Fuehring was speaking at TOPRA’s (The Organisation for Professionals in Regulatory Affairs) Annual Symposium in Rome last week.
Concerns about Europe’s decreasing competitiveness in clinical research have helped drive recent moves to amend the EU Clinical Trials Directive (2001/20/EC; the ‘Directive’) to make the EU a better environment for clinical research, he said.
The Directive is not the sole reason for decreasing competitiveness, but it is hoped that planned amendments will help reverse the trend and provide a more favourable regulatory environment for clinical research in pharmaceuticals.
The Commission is focusing on four proposals: to use a single electronic portal for CTA submission; to implement a co-ordinated assessment process; adopting a risk-adapted approach; and provision of more detailed guidance for applications, dossiers, and safety reporting.
Efforts have already been made to streamline the current system of separate approvals.
The Voluntary Harmonisation Procedure (VHP) was established in 2009. Its advantages include a fast, single application, said Dr Heiko van der Leyen, CEO, of Hannover Clinical Trial Centre in Germany, but applicants should be aware that the timelines for responses to agency questions are short (10 days), the national applications must be prepared in parallel, and the applications have to be carefully timed in member states where the opinion of the ethics committee needs to be linked to the regulatory approval.

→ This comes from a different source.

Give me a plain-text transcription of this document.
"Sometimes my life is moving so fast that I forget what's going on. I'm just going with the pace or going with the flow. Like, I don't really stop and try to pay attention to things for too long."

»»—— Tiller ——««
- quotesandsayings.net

Since the VHP was introduced, Dr Chantal Bélorgey, who chairs the Clinical Trials Facilitation Group (CTFG) and represents Agence Française de Sécurité Sanitaire des Produits de Santé (Afssaps), told delegates that there have been 97 VHPs completed, over 50 of which took place in the first 6 months of 2011.

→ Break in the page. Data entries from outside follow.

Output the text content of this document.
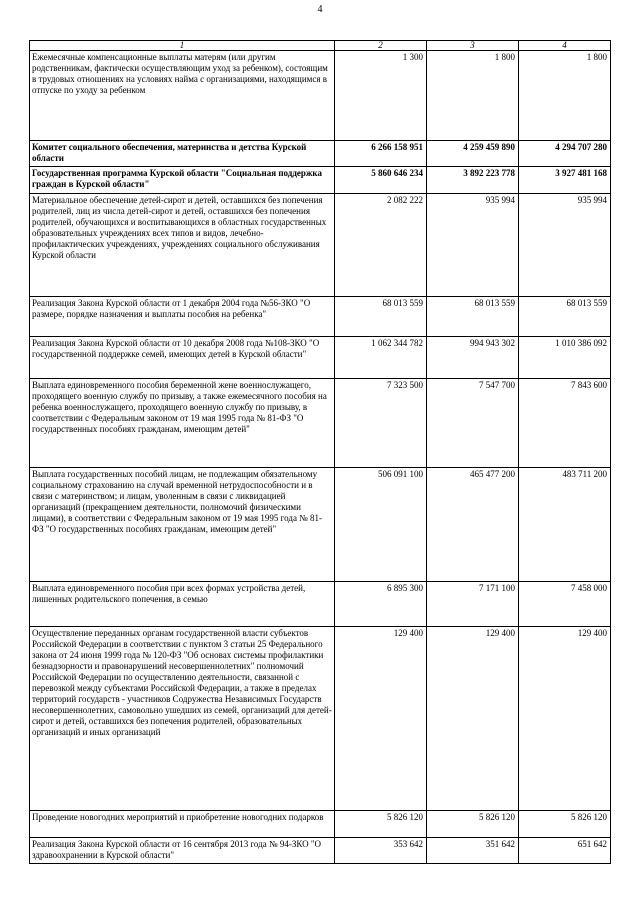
4
1	2	3	4
Ежемесячные компенсационные выплаты матерям (или другим родственникам, фактически осуществляющим уход за ребенком), состоящим в трудовых отношениях на условиях найма с организациями, находящимся в отпуске по уходу за ребенком	1 300	1 800	1 800
Комитет социального обеспечения, материнства и детства Курской области	6 266 158 951	4 259 459 890	4 294 707 280
Государственная программа Курской области "Социальная поддержка граждан в Курской области"	5 860 646 234	3 892 223 778	3 927 481 168
Материальное обеспечение детей-сирот и детей, оставшихся без попечения родителей, лиц из числа детей-сирот и детей, оставшихся без попечения родителей, обучающихся и воспитывающихся в областных государственных образовательных учреждениях всех типов и видов, лечебно-профилактических учреждениях, учреждениях социального обслуживания Курской области	2 082 222	935 994	935 994
Реализация Закона Курской области от 1 декабря 2004 года №56-ЗКО "О размере, порядке назначения и выплаты пособия на ребенка"	68 013 559	68 013 559	68 013 559
Реализация Закона Курской области от 10 декабря 2008 года №108-ЗКО "О государственной поддержке семей, имеющих детей в Курской области"	1 062 344 782	994 943 302	1 010 386 092
Выплата единовременного пособия беременной жене военнослужащего, проходящего военную службу по призыву, а также ежемесячного пособия на ребенка военнослужащего, проходящего военную службу по призыву, в соответствии с Федеральным законом от 19 мая 1995 года № 81-ФЗ "О государственных пособиях гражданам, имеющим детей"	7 323 500	7 547 700	7 843 600
Выплата государственных пособий лицам, не подлежащим обязательному социальному страхованию на случай временной нетрудоспособности и в связи с материнством; и лицам, уволенным в связи с ликвидацией организаций (прекращением деятельности, полномочий физическими лицами), в соответствии с Федеральным законом от 19 мая 1995 года № 81-ФЗ "О государственных пособиях гражданам, имеющим детей"	506 091 100	465 477 200	483 711 200
Выплата единовременного пособия при всех формах устройства детей, лишенных родительского попечения, в семью	6 895 300	7 171 100	7 458 000
Осуществление переданных органам государственной власти субъектов Российской Федерации в соответствии с пунктом 3 статьи 25 Федерального закона от 24 июня 1999 года № 120-ФЗ "Об основах системы профилактики безнадзорности и правонарушений несовершеннолетних" полномочий Российской Федерации по осуществлению деятельности, связанной с перевозкой между субъектами Российской Федерации, а также в пределах территорий государств - участников Содружества Независимых Государств несовершеннолетних, самовольно ушедших из семей, организаций для детей-сирот и детей, оставшихся без попечения родителей, образовательных организаций и иных организаций	129 400	129 400	129 400
Проведение новогодних мероприятий и приобретение новогодних подарков	5 826 120	5 826 120	5 826 120
Реализация Закона Курской области от 16 сентября 2013 года № 94-ЗКО "О здравоохранении в Курской области"	353 642	351 642	651 642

Of note, a significant number of sponsors were small enterprises or non-commercial in nature.
An average of six MSs participated in each procedure, and the average time to VHP opinion for initial CTAs was 50 days, and 20 days for amendments (with the national step following).
All MSs participated in VHPs when requested, with the exception of Poland.

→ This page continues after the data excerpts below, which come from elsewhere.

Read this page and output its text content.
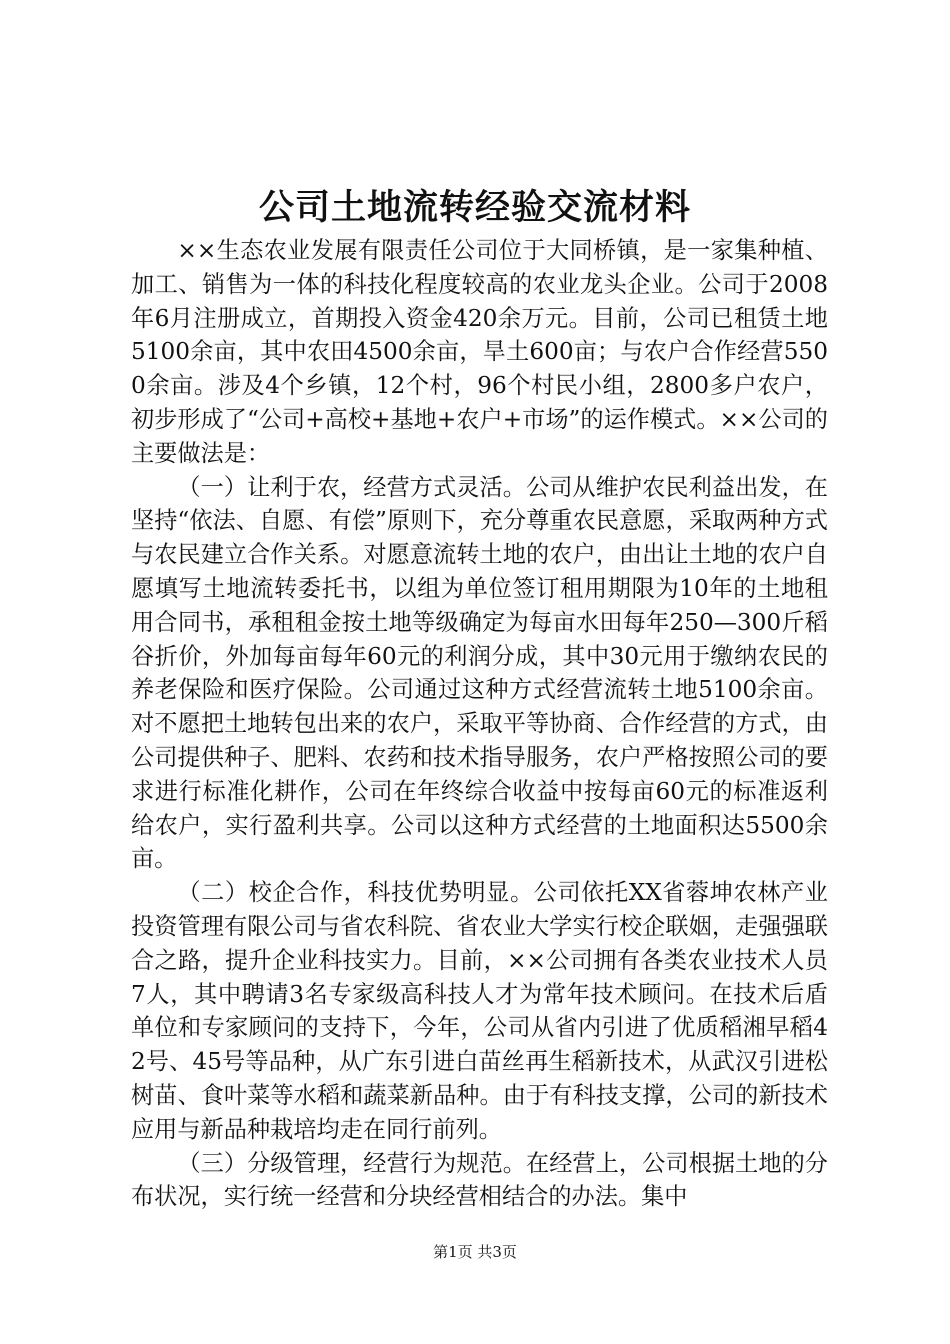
公司土地流转经验交流材料

××生态农业发展有限责任公司位于大同桥镇，是一家集种植、加工、销售为一体的科技化程度较高的农业龙头企业。公司于2008年6月注册成立，首期投入资金420余万元。目前，公司已租赁土地5100余亩，其中农田4500余亩，旱土600亩；与农户合作经营5500余亩。涉及4个乡镇，12个村，96个村民小组，2800多户农户，初步形成了“公司+高校+基地+农户+市场”的运作模式。××公司的主要做法是：

（一）让利于农，经营方式灵活。公司从维护农民利益出发，在坚持“依法、自愿、有偿”原则下，充分尊重农民意愿，采取两种方式与农民建立合作关系。对愿意流转土地的农户，由出让土地的农户自愿填写土地流转委托书，以组为单位签订租用期限为10年的土地租用合同书，承租租金按土地等级确定为每亩水田每年250—300斤稻谷折价，外加每亩每年60元的利润分成，其中30元用于缴纳农民的养老保险和医疗保险。公司通过这种方式经营流转土地5100余亩。对不愿把土地转包出来的农户，采取平等协商、合作经营的方式，由公司提供种子、肥料、农药和技术指导服务，农户严格按照公司的要求进行标准化耕作，公司在年终综合收益中按每亩60元的标准返利给农户，实行盈利共享。公司以这种方式经营的土地面积达5500余亩。

（二）校企合作，科技优势明显。公司依托XX省蓉坤农林产业投资管理有限公司与省农科院、省农业大学实行校企联姻，走强强联合之路，提升企业科技实力。目前，××公司拥有各类农业技术人员7人，其中聘请3名专家级高科技人才为常年技术顾问。在技术后盾单位和专家顾问的支持下，今年，公司从省内引进了优质稻湘早稻42号、45号等品种，从广东引进白苗丝再生稻新技术，从武汉引进松树苗、食叶菜等水稻和蔬菜新品种。由于有科技支撑，公司的新技术应用与新品种栽培均走在同行前列。

（三）分级管理，经营行为规范。在经营上，公司根据土地的分布状况，实行统一经营和分块经营相结合的办法。集中

第1页 共3页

Dr Bélorgey stressed that supporting innovation and clinical trials is a priority for the HMA and, as such, the CTFG supports in general many aspects of the Commission’s current thinking on changes to the Directive.
The proposed changes will provide added value, simplify the procedures, and allow flexibility for sponsors, while also establishing legal support for the activities already being undertaken.